Under the holding of Citizens United v. Federal Election Commission, it doesn't really matter, anyway. A super-Pac with 501(4)c status may electioneer all its members may care to and suffer no consequences under the U.S. Tax Code or the Federal Election Code.

Furthermore, it's no one's business but the directors of the PAC just who is a member and from where the money may have been obtained.

The only rule that applies is that the candidate who benefits may not be given any campaign funds or have any direct input in the message of their political advertising.

Though super-Pacs from both sides of the aisle are doing attack ads during the last month before election day, experts contend that the effort is rather “lopsided” on the part of the G.O.P.

Had the DISCLOSE Act passed both houses of Congress, the information would have been a matter of public record. However, that particular measure got bogged down in a Senate filibuster and failed in this session of Congress.

The Citizens United case changed everything, as it were.

The Supreme Court held that to limit the electioneering capacity of a corporation, be it commercial, non-profit or not-for-profit, is to limit free speech. Corporations have all the privileges of a human being, with the exception of a graceful death, under a hallowed old Supreme Court holding. Corporations only die when they run out of money, but then, of course, a federal bankruptcy trustee helps them become born again through reorganization and the adoption of a government-supervised plan to satisfy the demands of their creditors.

Ergo, under the terms of The First Amendment, “Congress shall make no law...” abridging the right of corporations to vent their political spleen on politicians they think have failed in their mission.

Instead of relying on narration spoken in ominous tones and unflattering pictures of President Obama and House Speaker Nancy Pelosi, Democratic attack ads often focus on their Republican target's record of trying to “privatize” Social Security, and the like.

Here are two examples, Republican and Democratic.

In Ohio, a Republican super Pac named Americans For Job Security went after Democratic Rep.
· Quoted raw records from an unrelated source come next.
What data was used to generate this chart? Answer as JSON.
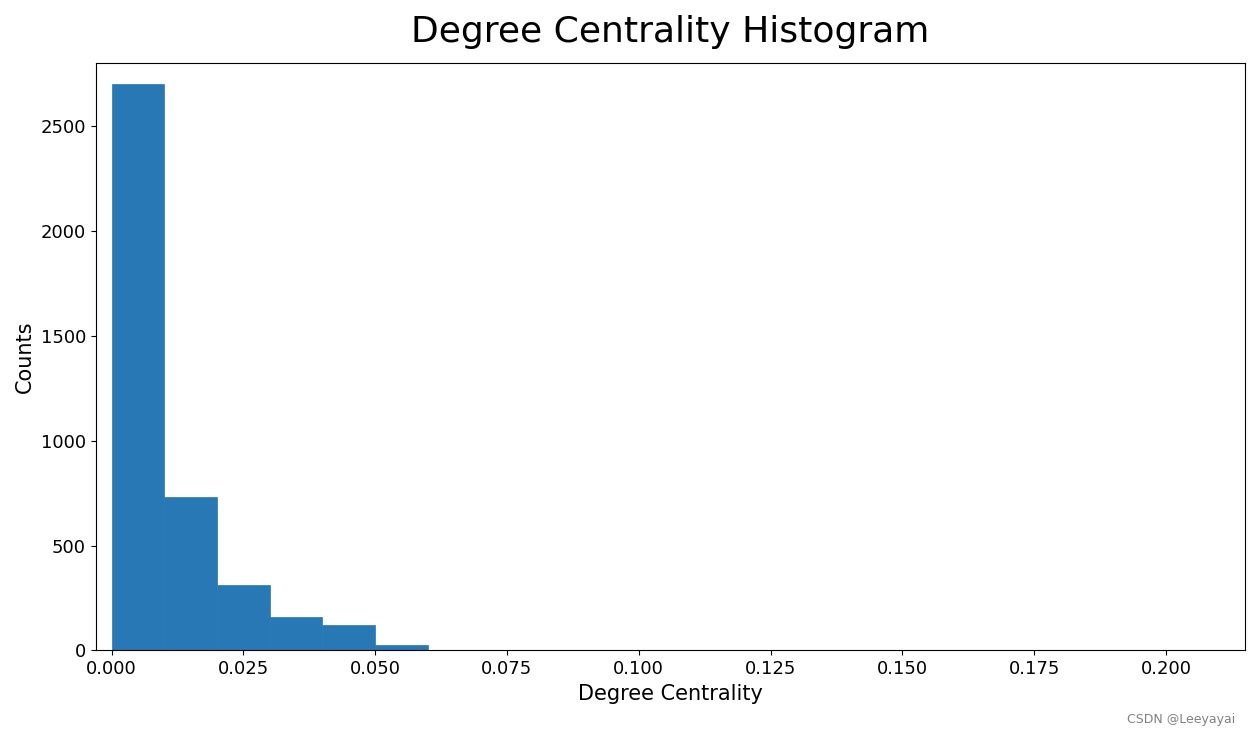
{
  "title": "Degree Centrality Histogram",
  "xlabel": "Degree Centrality",
  "ylabel": "Counts",
  "bar_color": "#2878b5",
  "bar_edgecolor": "#2878b5",
  "title_fontsize": 26,
  "label_fontsize": 15,
  "tick_fontsize": 13,
  "watermark": "CSDN @Leeyayai",
  "watermark_fontsize": 9,
  "bin_edges": [
    0.0,
    0.01,
    0.02,
    0.03,
    0.04,
    0.05,
    0.06,
    0.07,
    0.08,
    0.09,
    0.1,
    0.11,
    0.12,
    0.13,
    0.14,
    0.15,
    0.16,
    0.17,
    0.18,
    0.19,
    0.2,
    0.21
  ],
  "counts": [
    2700,
    730,
    310,
    160,
    120,
    25,
    3,
    2,
    1,
    1,
    0,
    0,
    0,
    0,
    0,
    0,
    0,
    0,
    0,
    0,
    1
  ],
  "xlim": [
    -0.003,
    0.215
  ],
  "ylim": [
    0,
    2800
  ],
  "xticks": [
    0.0,
    0.025,
    0.05,
    0.075,
    0.1,
    0.125,
    0.15,
    0.175,
    0.2
  ],
  "yticks": [
    0,
    500,
    1000,
    1500,
    2000,
    2500
  ]
}
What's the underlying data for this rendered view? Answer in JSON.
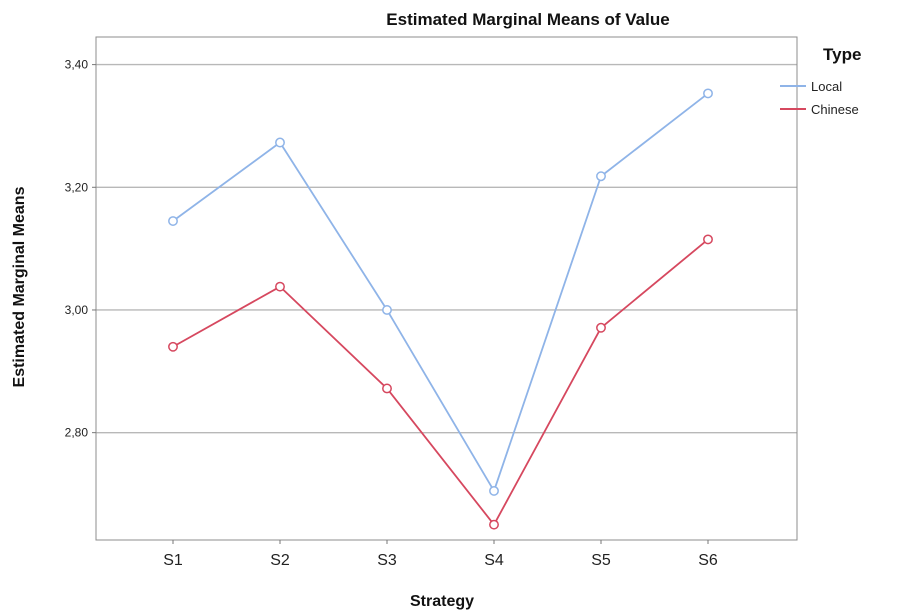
{
  "chart_data": {
    "type": "line",
    "title": "Estimated Marginal Means of Value",
    "xlabel": "Strategy",
    "ylabel": "Estimated Marginal Means",
    "categories": [
      "S1",
      "S2",
      "S3",
      "S4",
      "S5",
      "S6"
    ],
    "ylim": [
      2.625,
      3.445
    ],
    "y_ticks": [
      2.8,
      3.0,
      3.2,
      3.4
    ],
    "y_tick_labels": [
      "2,80",
      "3,00",
      "3,20",
      "3,40"
    ],
    "grid": "horizontal",
    "legend": {
      "title": "Type",
      "placement": "top-right"
    },
    "series": [
      {
        "name": "Local",
        "color": "#8fb4e8",
        "values": [
          3.145,
          3.273,
          3.0,
          2.705,
          3.218,
          3.353
        ]
      },
      {
        "name": "Chinese",
        "color": "#d6485f",
        "values": [
          2.94,
          3.038,
          2.872,
          2.65,
          2.971,
          3.115
        ]
      }
    ]
  }
}
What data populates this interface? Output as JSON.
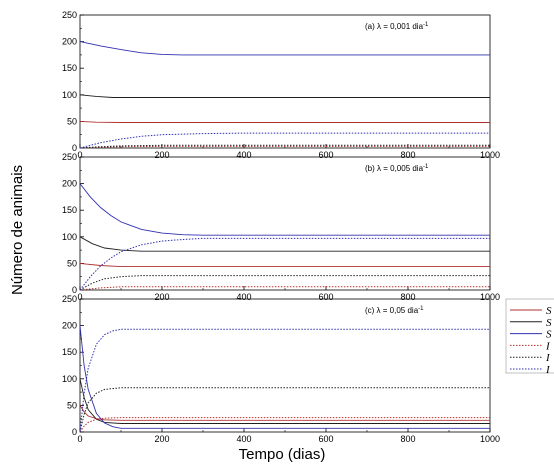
{
  "ylabel": "Número de animais",
  "xlabel": "Tempo (dias)",
  "chart_data": [
    {
      "type": "line",
      "annotation": "(a) λ = 0,001 dia",
      "annotation_sup": "-1",
      "xlim": [
        0,
        1000
      ],
      "ylim": [
        0,
        250
      ],
      "xticks": [
        0,
        200,
        400,
        600,
        800,
        1000
      ],
      "yticks": [
        0,
        50,
        100,
        150,
        200,
        250
      ],
      "series": [
        {
          "color": "#b03030",
          "dash": "solid",
          "x": [
            0,
            40,
            100,
            200,
            1000
          ],
          "y": [
            50,
            48.5,
            48,
            48,
            48
          ]
        },
        {
          "color": "#202020",
          "dash": "solid",
          "x": [
            0,
            40,
            80,
            150,
            1000
          ],
          "y": [
            100,
            97,
            95,
            95,
            95
          ]
        },
        {
          "color": "#3030b0",
          "dash": "solid",
          "x": [
            0,
            50,
            100,
            150,
            200,
            250,
            300,
            1000
          ],
          "y": [
            200,
            192,
            185,
            179,
            176,
            175,
            175,
            175
          ]
        },
        {
          "color": "#b03030",
          "dash": "dotted",
          "x": [
            0,
            50,
            100,
            200,
            300,
            1000
          ],
          "y": [
            0,
            1.5,
            2.5,
            3,
            3,
            3
          ]
        },
        {
          "color": "#202020",
          "dash": "dotted",
          "x": [
            0,
            50,
            100,
            200,
            300,
            1000
          ],
          "y": [
            0,
            2.5,
            4,
            5,
            5,
            5
          ]
        },
        {
          "color": "#3030b0",
          "dash": "dotted",
          "x": [
            0,
            50,
            100,
            150,
            200,
            300,
            400,
            1000
          ],
          "y": [
            0,
            10,
            17,
            22,
            25,
            27,
            28,
            28
          ]
        }
      ]
    },
    {
      "type": "line",
      "annotation": "(b) λ = 0,005 dia",
      "annotation_sup": "-1",
      "xlim": [
        0,
        1000
      ],
      "ylim": [
        0,
        250
      ],
      "xticks": [
        0,
        200,
        400,
        600,
        800,
        1000
      ],
      "yticks": [
        0,
        50,
        100,
        150,
        200,
        250
      ],
      "series": [
        {
          "color": "#b03030",
          "dash": "solid",
          "x": [
            0,
            50,
            100,
            200,
            1000
          ],
          "y": [
            50,
            46,
            44,
            44,
            44
          ]
        },
        {
          "color": "#202020",
          "dash": "solid",
          "x": [
            0,
            30,
            60,
            100,
            150,
            200,
            1000
          ],
          "y": [
            100,
            87,
            79,
            75,
            73,
            73,
            73
          ]
        },
        {
          "color": "#3030b0",
          "dash": "solid",
          "x": [
            0,
            25,
            50,
            75,
            100,
            150,
            200,
            250,
            300,
            1000
          ],
          "y": [
            200,
            175,
            155,
            140,
            128,
            114,
            107,
            104,
            103,
            103
          ]
        },
        {
          "color": "#b03030",
          "dash": "dotted",
          "x": [
            0,
            50,
            100,
            200,
            1000
          ],
          "y": [
            0,
            4,
            6,
            6,
            6
          ]
        },
        {
          "color": "#202020",
          "dash": "dotted",
          "x": [
            0,
            30,
            60,
            100,
            150,
            200,
            1000
          ],
          "y": [
            0,
            13,
            21,
            25,
            27,
            27,
            27
          ]
        },
        {
          "color": "#3030b0",
          "dash": "dotted",
          "x": [
            0,
            25,
            50,
            75,
            100,
            150,
            200,
            250,
            300,
            1000
          ],
          "y": [
            0,
            25,
            45,
            60,
            72,
            85,
            92,
            95,
            97,
            97
          ]
        }
      ]
    },
    {
      "type": "line",
      "annotation": "(c) λ = 0,05 dia",
      "annotation_sup": "-1",
      "xlim": [
        0,
        1000
      ],
      "ylim": [
        0,
        250
      ],
      "xticks": [
        0,
        200,
        400,
        600,
        800,
        1000
      ],
      "yticks": [
        0,
        50,
        100,
        150,
        200,
        250
      ],
      "series": [
        {
          "color": "#b03030",
          "dash": "solid",
          "x": [
            0,
            10,
            20,
            40,
            60,
            100,
            1000
          ],
          "y": [
            50,
            38,
            30,
            25,
            23,
            22,
            22
          ]
        },
        {
          "color": "#202020",
          "dash": "solid",
          "x": [
            0,
            10,
            20,
            40,
            60,
            100,
            1000
          ],
          "y": [
            100,
            65,
            42,
            24,
            18,
            16,
            16
          ]
        },
        {
          "color": "#3030b0",
          "dash": "solid",
          "x": [
            0,
            10,
            20,
            40,
            60,
            80,
            100,
            1000
          ],
          "y": [
            200,
            125,
            80,
            35,
            17,
            10,
            7,
            7
          ]
        },
        {
          "color": "#b03030",
          "dash": "dotted",
          "x": [
            0,
            10,
            20,
            40,
            60,
            100,
            1000
          ],
          "y": [
            0,
            11,
            18,
            24,
            26,
            27,
            27
          ]
        },
        {
          "color": "#202020",
          "dash": "dotted",
          "x": [
            0,
            10,
            20,
            40,
            60,
            100,
            1000
          ],
          "y": [
            0,
            33,
            55,
            73,
            80,
            83,
            83
          ]
        },
        {
          "color": "#3030b0",
          "dash": "dotted",
          "x": [
            0,
            10,
            20,
            40,
            60,
            80,
            100,
            1000
          ],
          "y": [
            0,
            72,
            120,
            165,
            183,
            190,
            193,
            193
          ]
        }
      ]
    }
  ],
  "legend": {
    "placement": "right",
    "entries": [
      {
        "label": "S",
        "color": "#b03030",
        "dash": "solid"
      },
      {
        "label": "S",
        "color": "#202020",
        "dash": "solid"
      },
      {
        "label": "S",
        "color": "#3030b0",
        "dash": "solid"
      },
      {
        "label": "I",
        "color": "#b03030",
        "dash": "dotted"
      },
      {
        "label": "I",
        "color": "#202020",
        "dash": "dotted"
      },
      {
        "label": "I",
        "color": "#3030b0",
        "dash": "dotted"
      }
    ]
  }
}
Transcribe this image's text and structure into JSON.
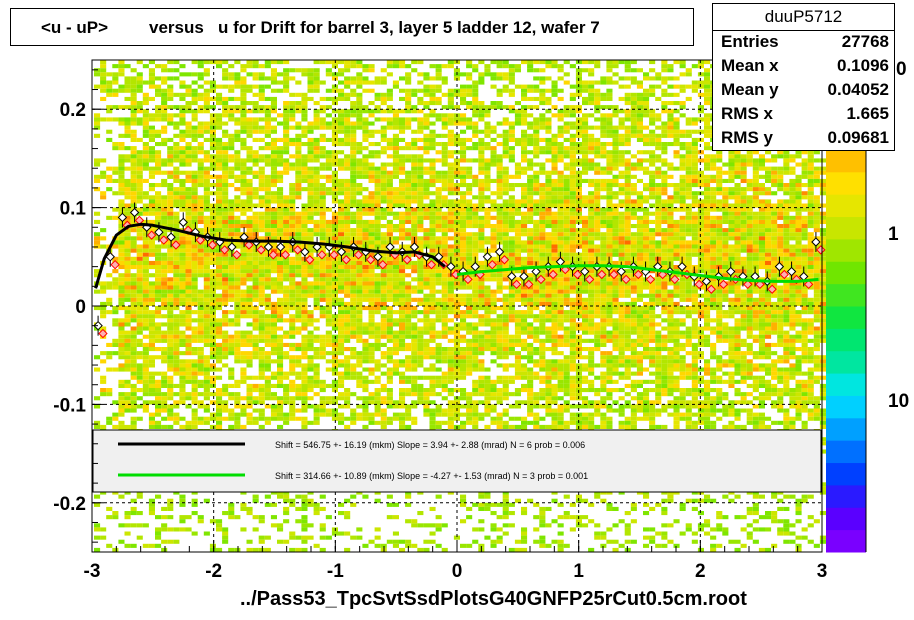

Zack Space for supporting Pelosi and her “job-killing energy taxes and for her wasteful stimulus.”

According to the ad, “...And we still lost 2.5 million jobs.” Knowledgeable experts say that the allegation is only half true, particulary Space's record on voting for an increase in the debt ceiling.

Wisconsin Democrat Rep. Steve Kagen claimed that “politician Reid Ribble wants to phase out Social Security, forcing Wisconsin seniors to fend for themselves.”

First of all, Mr. Ribble is not a career politician; he has never run for office before this race. Furthermore, his remarks regarding Social Security are taken out of context and twisted.

And the beat goes on, the half-truths resounding amongst the whole cloth fibs passed off as factoids in miserable harmony with reality.